I’m not sure how long we sat crouched in those uncomfortable positions in the rain and cold. We prayed together again, thanking God for our lives. Then the first angel appeared — it was a neighbor trained in emergency response who was checking each house in the neighborhood. His actions proved that God was guiding him, and I imagined the feathered wings on the angels standing beside him, leading him to us.

He called into the rubble and we responded, and he explained that he would be back with help to get us out. Later he returned with another man, and the two managed to figure out how to carefully extricate us. The angels attending them helped the men find a pair of sneakers for each of us in the rubble so we could walk through the debris. I had difficulty walking after crouching by the bed for so many hours, and my head throbbed from the force of the ceiling fan and the bruised lump on the top of my head. The men supported us as I tried to walk.

It was determined that I needed to go to the hospital, along with our cousins Jack and Libby Mutter in the rubble next to us that had once been a beautiful ranch house. Jack had crushed ribs. The men took Lou to rest at a neighbor’s house that had a basement left intact, although the rest of the home was gone.

On the Road

Getting Jack, Libby, and me to an ambulance was another complicated task the angels helped with. The men loaded us in a pickup truck and went cross country behind houses and through yards, trying to avoid the downed power lines, the uprooted trees, and all the metal, concrete, and lumber scattered about from the destroyed homes. It was slow going, with one man walking ahead of the truck with a flashlight.
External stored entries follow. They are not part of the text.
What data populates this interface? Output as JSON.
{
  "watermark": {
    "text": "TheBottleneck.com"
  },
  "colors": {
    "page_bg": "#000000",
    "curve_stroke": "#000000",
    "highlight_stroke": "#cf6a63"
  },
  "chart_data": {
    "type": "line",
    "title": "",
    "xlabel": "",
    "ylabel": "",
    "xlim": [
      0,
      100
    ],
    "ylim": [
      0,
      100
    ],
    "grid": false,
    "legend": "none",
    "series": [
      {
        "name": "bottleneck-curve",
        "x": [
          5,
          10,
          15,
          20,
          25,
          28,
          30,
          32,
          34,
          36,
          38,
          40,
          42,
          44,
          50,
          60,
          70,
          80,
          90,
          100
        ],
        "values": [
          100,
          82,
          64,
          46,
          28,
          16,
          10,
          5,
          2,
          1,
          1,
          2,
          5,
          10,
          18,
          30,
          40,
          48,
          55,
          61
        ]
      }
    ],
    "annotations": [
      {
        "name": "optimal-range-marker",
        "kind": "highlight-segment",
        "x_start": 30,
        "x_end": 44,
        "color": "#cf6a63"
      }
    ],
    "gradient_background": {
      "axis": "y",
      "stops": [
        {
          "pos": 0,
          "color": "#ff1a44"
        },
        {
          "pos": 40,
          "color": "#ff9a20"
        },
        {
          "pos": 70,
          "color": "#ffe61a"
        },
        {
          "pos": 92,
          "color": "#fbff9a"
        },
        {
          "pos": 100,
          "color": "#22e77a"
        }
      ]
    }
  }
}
After a long journey we made it to where a line of ambulances with flashing lights were being loaded.

Meanwhile, my daughter Shelly and her cousin Pat were trying to get to our house to check on us since we hadn’t answered our phones since the tornado hit. They started a prayer chain of relatives and friends across the country in the early morning hours. The police had the neighborhood blocked off, so they walked in for more than a mile through the debris in a frantic effort to get to us. When they arrived at the house, we were not there, heightening their anxiety.
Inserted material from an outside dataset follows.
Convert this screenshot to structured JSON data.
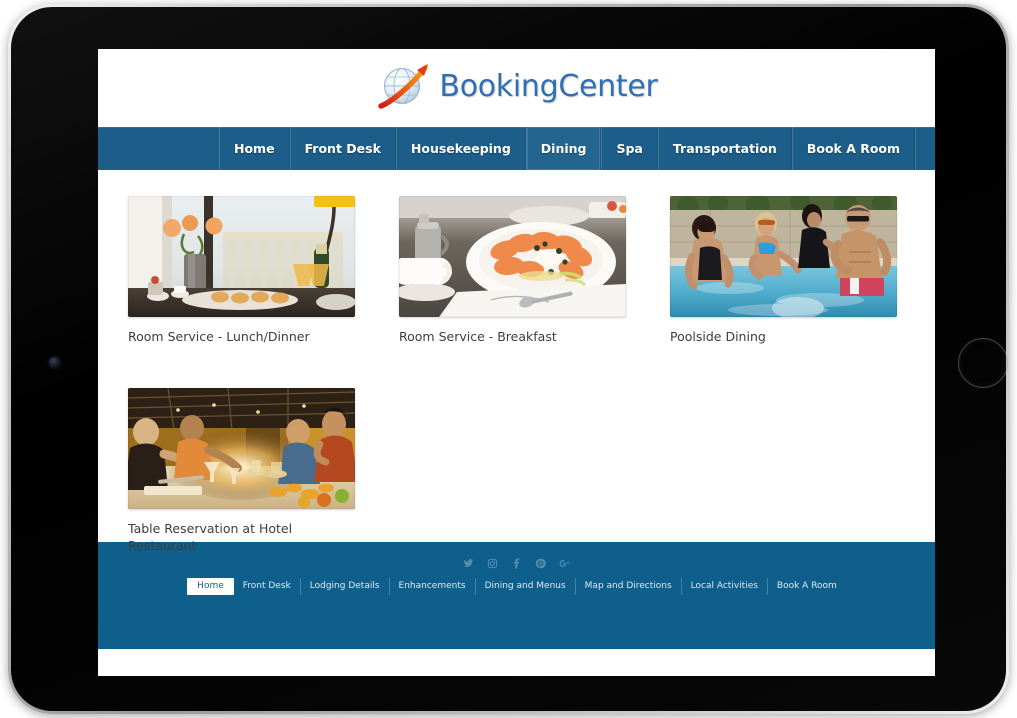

After asking numerous people, they located Lou in that basement, and then discovered I was at the hospital. Shelly couldn’t get Lou out of the neighborhood without a vehicle, and the roads were still impassable. She walked the long way back to her car and drove to see me at Erlanger Medical Center, but could not enter the hospital due to COVID-19 restrictions. Shelly was finally able to connect to the doctors caring for me, and I spent the night there, with a likely concussion.

Rescued and Reunited

My dear wife spent the night in that neighbor’s basement along with several other homeless neighbors. The next day a kind man rode her out of the neighborhood on an all-terrain vehicle (ATV), and I was released from the hospital. Now at last we were reunited. We lost two cars, our home, our clothing, our photos, and precious reminders of our past, but we know that God rescued us that night.
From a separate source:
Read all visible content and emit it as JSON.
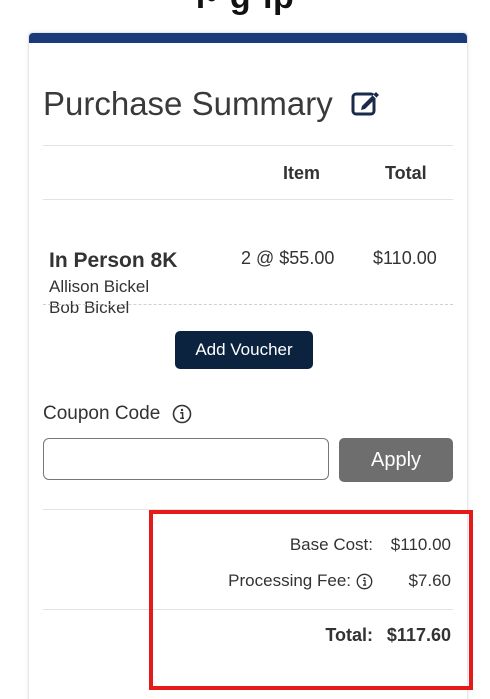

The experience has been a revival for Lou and me. God stayed with us, answered our prayers, and sent men and angels. The outpouring of help during the following days was also a powerful indication of God’s love. People from churches all around came to assist, with power saws and excavators, and helped to comb through the rubble for personal belongings. Some walked through the damaged neighborhoods with food in baskets, like the boy in the Bible who helped Jesus feed the multitudes. Union College, where my daughter-in-law Vinita and grandson work, offered to send down a crew to help. Friends in Ohio offered the same. We received calls from pastors and concerned friends from across the country, and we felt God’s love surround us in a remarkable way.

It doesn’t matter if there are wars, disasters, pandemics, divorce, abuse, or any kind of loss — our Savior is coming for us, coming to rescue us. He wipes away every tear, He answers prayer, and He is true to His Word to walk beside us, and be with us as we endure life’s trials. “The Lord your God goes with you; He will never leave you or forsake you” (Deut. 31:6).

We will trust in those promises as we await His soon coming.